Cela explique aussi la cohérence de World of Wonder. Depuis les premiers programmes composés à partir de télévision publique jusqu'aux grandes machines de la culture drag, Barbato travaille moins sur des genres fixes que sur une méthode: aller vers les figures dont le système ne sait pas quoi faire, puis les filmer sans leur retirer leur étrangeté. Cette logique vaut pour les drag queens, les porn stars, les télévangélistes déchus, les club kids meurtriers, les artistes sexuels, les célébrités tabloid et tous les survivants du mauvais goût américain. Chez lui, l'excès n'est jamais un défaut à corriger. C'est une information.

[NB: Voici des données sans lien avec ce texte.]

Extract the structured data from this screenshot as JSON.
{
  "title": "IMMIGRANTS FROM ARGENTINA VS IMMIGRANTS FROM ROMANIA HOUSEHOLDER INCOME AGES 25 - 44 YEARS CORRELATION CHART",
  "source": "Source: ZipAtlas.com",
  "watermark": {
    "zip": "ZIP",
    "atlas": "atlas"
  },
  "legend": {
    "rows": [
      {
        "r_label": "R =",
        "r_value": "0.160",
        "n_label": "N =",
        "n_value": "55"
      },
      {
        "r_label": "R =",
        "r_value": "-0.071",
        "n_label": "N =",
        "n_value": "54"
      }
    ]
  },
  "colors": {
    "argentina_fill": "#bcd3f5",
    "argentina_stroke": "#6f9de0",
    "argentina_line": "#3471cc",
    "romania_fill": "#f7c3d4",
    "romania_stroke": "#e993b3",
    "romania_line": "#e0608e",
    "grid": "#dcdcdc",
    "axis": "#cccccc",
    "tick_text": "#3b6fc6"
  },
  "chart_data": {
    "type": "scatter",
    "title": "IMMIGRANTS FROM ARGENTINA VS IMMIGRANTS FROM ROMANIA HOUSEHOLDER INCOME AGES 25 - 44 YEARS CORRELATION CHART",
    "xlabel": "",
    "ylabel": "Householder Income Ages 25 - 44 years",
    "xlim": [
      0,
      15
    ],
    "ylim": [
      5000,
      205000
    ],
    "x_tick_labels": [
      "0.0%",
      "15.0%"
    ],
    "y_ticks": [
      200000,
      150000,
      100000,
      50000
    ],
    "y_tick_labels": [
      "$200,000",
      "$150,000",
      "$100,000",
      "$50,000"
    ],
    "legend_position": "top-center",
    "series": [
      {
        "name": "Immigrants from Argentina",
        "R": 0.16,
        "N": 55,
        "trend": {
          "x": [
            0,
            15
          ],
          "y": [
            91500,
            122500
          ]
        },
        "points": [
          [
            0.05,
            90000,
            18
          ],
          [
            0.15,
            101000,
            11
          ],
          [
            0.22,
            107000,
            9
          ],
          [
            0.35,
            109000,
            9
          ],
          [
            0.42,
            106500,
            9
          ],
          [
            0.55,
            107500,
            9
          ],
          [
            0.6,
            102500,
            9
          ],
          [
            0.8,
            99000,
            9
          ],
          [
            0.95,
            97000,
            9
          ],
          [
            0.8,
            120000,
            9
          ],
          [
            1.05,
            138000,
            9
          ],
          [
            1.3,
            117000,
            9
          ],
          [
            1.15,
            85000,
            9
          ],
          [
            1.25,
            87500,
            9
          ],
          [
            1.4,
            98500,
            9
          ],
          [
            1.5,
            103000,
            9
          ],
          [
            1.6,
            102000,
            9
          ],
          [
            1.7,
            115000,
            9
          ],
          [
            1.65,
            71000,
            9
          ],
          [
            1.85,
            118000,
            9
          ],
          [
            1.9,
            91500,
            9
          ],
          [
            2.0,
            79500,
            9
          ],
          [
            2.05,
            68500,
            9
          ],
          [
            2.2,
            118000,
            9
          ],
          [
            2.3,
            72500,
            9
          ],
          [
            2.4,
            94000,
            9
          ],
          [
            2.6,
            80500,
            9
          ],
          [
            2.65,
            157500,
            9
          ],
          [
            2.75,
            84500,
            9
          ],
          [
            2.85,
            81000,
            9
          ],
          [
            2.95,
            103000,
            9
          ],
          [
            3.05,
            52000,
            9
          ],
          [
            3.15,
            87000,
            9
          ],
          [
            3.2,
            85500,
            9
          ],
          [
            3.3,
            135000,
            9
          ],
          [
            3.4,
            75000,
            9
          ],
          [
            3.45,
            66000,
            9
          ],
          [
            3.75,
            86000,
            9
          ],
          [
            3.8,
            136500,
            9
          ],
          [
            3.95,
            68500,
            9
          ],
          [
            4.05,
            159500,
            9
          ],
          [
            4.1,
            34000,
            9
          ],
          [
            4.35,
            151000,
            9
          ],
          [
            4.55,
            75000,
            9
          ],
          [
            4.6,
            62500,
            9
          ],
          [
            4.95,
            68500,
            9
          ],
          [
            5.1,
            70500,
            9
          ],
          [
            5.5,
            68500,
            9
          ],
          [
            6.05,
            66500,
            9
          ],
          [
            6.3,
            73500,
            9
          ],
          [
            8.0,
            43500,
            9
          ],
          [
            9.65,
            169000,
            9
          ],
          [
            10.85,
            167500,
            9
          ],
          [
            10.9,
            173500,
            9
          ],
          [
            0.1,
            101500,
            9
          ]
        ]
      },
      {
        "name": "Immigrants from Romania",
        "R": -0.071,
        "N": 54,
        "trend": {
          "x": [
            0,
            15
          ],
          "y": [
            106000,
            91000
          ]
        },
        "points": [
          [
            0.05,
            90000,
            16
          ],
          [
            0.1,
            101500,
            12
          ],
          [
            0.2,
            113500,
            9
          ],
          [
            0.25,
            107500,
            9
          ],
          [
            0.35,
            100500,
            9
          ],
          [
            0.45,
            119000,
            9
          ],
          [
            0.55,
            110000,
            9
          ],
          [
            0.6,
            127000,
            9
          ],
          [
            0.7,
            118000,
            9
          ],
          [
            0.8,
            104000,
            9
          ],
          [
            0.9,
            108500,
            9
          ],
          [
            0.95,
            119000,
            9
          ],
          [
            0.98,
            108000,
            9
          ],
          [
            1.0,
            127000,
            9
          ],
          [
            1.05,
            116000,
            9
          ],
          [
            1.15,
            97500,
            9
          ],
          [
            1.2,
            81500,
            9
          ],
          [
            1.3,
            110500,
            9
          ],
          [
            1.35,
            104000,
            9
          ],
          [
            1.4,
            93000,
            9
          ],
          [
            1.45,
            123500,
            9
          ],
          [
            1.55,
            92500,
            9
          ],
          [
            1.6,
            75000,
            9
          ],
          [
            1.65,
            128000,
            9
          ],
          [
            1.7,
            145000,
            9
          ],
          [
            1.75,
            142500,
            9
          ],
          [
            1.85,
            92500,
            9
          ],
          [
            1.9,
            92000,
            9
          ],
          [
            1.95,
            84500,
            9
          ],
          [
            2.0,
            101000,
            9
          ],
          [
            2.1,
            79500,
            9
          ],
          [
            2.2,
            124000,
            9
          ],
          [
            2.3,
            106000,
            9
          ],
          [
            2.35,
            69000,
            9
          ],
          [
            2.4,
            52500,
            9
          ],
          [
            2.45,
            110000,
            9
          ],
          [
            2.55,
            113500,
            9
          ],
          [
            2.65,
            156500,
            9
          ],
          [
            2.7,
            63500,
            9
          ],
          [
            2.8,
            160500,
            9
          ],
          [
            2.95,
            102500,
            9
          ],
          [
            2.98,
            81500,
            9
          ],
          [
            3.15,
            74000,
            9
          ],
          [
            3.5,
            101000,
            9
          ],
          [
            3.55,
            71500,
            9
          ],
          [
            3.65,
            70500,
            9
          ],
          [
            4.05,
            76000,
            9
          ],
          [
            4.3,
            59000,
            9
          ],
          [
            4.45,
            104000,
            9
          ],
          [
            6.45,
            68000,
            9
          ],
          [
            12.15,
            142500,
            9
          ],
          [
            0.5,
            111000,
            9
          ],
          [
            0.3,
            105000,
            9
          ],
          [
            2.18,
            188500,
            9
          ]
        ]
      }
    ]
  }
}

Les 1990s et les 2000s sont les décennies où son travail devient le plus lisible. Dans les 1990s, l'obsession pour la démocratisation sauvage des images, la télévision de niche et la circulation des contre-cultures prépare le terrain. Dans les 2000s, cette énergie trouve une forme plus canonique, avec des films qui comprennent très bien que la société américaine produit ses propres freak shows tout en prétendant les condamner. C'est là que Barbato devient vraiment précieux: il observe les mécanismes de honte, de spectacle et d'exploitation de l'intérieur, sans se donner le beau rôle.

Le contexte national compte aussi. Barbato est profondément lié à États-Unis, pas seulement comme cadre géographique mais comme usine à mythologies détraquées. Son cinéma et ses documentaires comprennent très bien la relation américaine entre célébrité, morale publique, religion spectaculaire, sexualité et humiliation télévisée. Qu'il filme Tammy Faye, le porno, les Menendez ou la scène drag, il revient toujours à cette même machine culturelle qui fabrique de l'idole, puis du scandale, puis de la marchandise à partir du scandale.

Ce qui le distingue d'un simple marchand de sensation, c'est la chaleur du regard. Barbato aime manifestement les gens trop maquillés, trop bruyants, trop sexuels, trop contradictoires, trop abîmés par les projecteurs. Il peut être moqueur, bien sûr, mais la moquerie ne suffit jamais. Il cherche le point où le spectacle bascule vers quelque chose de plus humain, parfois de plus triste. Cette oscillation explique pourquoi certains de ses meilleurs travaux restent en tête. Ils comprennent que l'Amérique traite souvent ses excentriques comme des déchets culturels alors qu'ils sont au contraire des révélateurs.

Pour un lecteur de CaSTV, Randy Barbato vaut donc comme point d'accès à une autre famille du cinéma de genre: celle du document vrai-faux, du camp noir, du fait divers rejoué comme opéra pop, de la culture queer filmée sans excuse et de la célébrité comme machine à défiguration. On peut entrer par Party Monster, prolonger avec The Eyes of Tammy Faye, puis relire l'ensemble à travers Documentaire, Thriller et l'histoire culturelle de États-Unis. Barbato n'est pas un auteur horrifique orthodoxe. Il est mieux que cela pour ce site: un spécialiste des marges flamboyantes où le spectacle américain finit souvent par ressembler à un film de monstres qui aurait appris à sourire.